By Charlie McCabe
Starting Saturday, 6/18/22, Philadelphia will host the (usually) every-other-year edition of Greater and Greener, the urban parks conference organized by the City Parks Alliance. Depending on how you count, this will be the fifth edition, with previous conferences hosted in New York City (2012), San Francisco (2015), Minneapolis and St. Paul (2017), and Denver (2019). The next conference will be held in Seattle in 2024. This year's edition was postponed a year due to the seemingly never-ending pandemic. The organizers are taking no chances, requiring everyone to provide proof of vaccination, a negative PCR test, and wearing masks while indoors.
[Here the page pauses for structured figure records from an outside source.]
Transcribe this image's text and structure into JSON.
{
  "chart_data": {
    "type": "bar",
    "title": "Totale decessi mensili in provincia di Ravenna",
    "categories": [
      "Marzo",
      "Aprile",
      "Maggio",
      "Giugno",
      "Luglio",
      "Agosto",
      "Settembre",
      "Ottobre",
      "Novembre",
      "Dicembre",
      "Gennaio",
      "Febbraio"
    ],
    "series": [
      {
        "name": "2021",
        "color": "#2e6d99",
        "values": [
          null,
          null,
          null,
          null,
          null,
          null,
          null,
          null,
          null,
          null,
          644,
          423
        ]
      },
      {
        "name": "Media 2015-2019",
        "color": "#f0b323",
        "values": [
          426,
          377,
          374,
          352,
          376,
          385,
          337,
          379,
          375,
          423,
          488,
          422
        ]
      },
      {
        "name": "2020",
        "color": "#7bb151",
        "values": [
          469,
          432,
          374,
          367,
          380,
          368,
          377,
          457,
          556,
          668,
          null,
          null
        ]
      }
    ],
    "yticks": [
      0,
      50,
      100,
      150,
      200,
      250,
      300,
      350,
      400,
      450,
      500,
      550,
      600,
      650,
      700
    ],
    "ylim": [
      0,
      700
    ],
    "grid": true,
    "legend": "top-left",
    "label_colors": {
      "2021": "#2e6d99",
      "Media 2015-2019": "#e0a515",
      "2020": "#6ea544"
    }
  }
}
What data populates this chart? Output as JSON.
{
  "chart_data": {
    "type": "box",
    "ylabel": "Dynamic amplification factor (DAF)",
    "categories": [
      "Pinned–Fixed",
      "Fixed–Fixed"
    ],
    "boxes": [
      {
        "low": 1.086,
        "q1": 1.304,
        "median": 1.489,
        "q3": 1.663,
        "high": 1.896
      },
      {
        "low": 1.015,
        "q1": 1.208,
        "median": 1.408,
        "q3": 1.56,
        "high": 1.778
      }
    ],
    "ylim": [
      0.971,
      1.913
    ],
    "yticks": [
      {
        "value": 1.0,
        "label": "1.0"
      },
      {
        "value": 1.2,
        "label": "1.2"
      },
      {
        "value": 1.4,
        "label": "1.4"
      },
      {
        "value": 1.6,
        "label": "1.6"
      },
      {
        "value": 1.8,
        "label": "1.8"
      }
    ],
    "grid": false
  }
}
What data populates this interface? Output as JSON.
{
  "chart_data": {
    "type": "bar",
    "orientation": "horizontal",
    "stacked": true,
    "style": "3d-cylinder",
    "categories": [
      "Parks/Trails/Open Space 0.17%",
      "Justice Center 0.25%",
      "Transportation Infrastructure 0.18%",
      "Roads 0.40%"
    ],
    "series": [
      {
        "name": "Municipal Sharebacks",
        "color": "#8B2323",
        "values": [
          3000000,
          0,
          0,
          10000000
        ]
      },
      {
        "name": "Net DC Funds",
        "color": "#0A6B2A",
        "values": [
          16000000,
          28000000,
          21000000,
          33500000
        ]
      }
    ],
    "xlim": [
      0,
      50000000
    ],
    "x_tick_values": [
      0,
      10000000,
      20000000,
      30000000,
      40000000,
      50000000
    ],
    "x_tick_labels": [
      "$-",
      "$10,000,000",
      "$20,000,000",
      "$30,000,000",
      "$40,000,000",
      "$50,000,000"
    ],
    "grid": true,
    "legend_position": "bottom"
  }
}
Fortunately, the best portions of the conference (in my opinion) take place outside in parks and green spaces across the city.
The City Parks Alliance, as I have written about earlier, is a national nonprofit working advocate for parks and green spaces in our ever growing and changing cities. While the organization's focus is the United States, the Alliance has members from a number of other countries, especially Canada and Mexico. The City Parks Alliance grew out of an effort in the 1990s and early 2000s to fund city parks efforts in 10 cities, funded largely by a multi-year grant from the Wallace Foundation. As the grantees wrapped up their work, they saw the importance of continuing to collaborate with each other and the Alliance was born. For many years it was "small and scrappy" (like many of its member parks nonprofits), but thanks to great staff leadership, several strategic plans, and many talented and helpful board members, it has grown and adapted to the times.
[My background: I served on the board of directors from 2011 through 2018, representing the Austin Parks Foundation (2011-2012), the Rose Kennedy Greenway Conservancy (2012-2015), as a graduate student at Pratt Institute (2015-2016), and the Trust for Public Land (2017-2018). I think I gave both staff and fellow board members whiplash changing organizations and cities so frequently.]
This year, I'm simply an attendee at the conference. In prior years, I presented or moderated sessions, helped organize presenters and panels, staffed tables, assisted on field trips, and answered questions. As an independent parks, open space, and placemaking consultant, I look forward to the field trips to parks and public spaces large and small, the panel discussions, and especially the ability to network—it's a chance to talk with fellow public park officials, nonprofit parks organization staff, park researchers and consultants (my current niche) and funders, too. I'll write a post or two next week highlighting what I heard and learned.
This is the first in-person conference for me in a few years, and it will be a welcome change from the many virtual gatherings, meetings and presentations that I've attended, presented at, or helped moderate. While working virtually is a forgone conclusion as an independent consultant (as it was long before the pandemic emerged) a big part of working in parks and open space is, well, actually being out in parks and open space. As my recent trip to St. Louis showed, the work hasn't stopped and the public's appreciation of parks has only increased. It will be interesting to see and hear how 800 or so parks advocates, funders, and officials are feeling about this moment.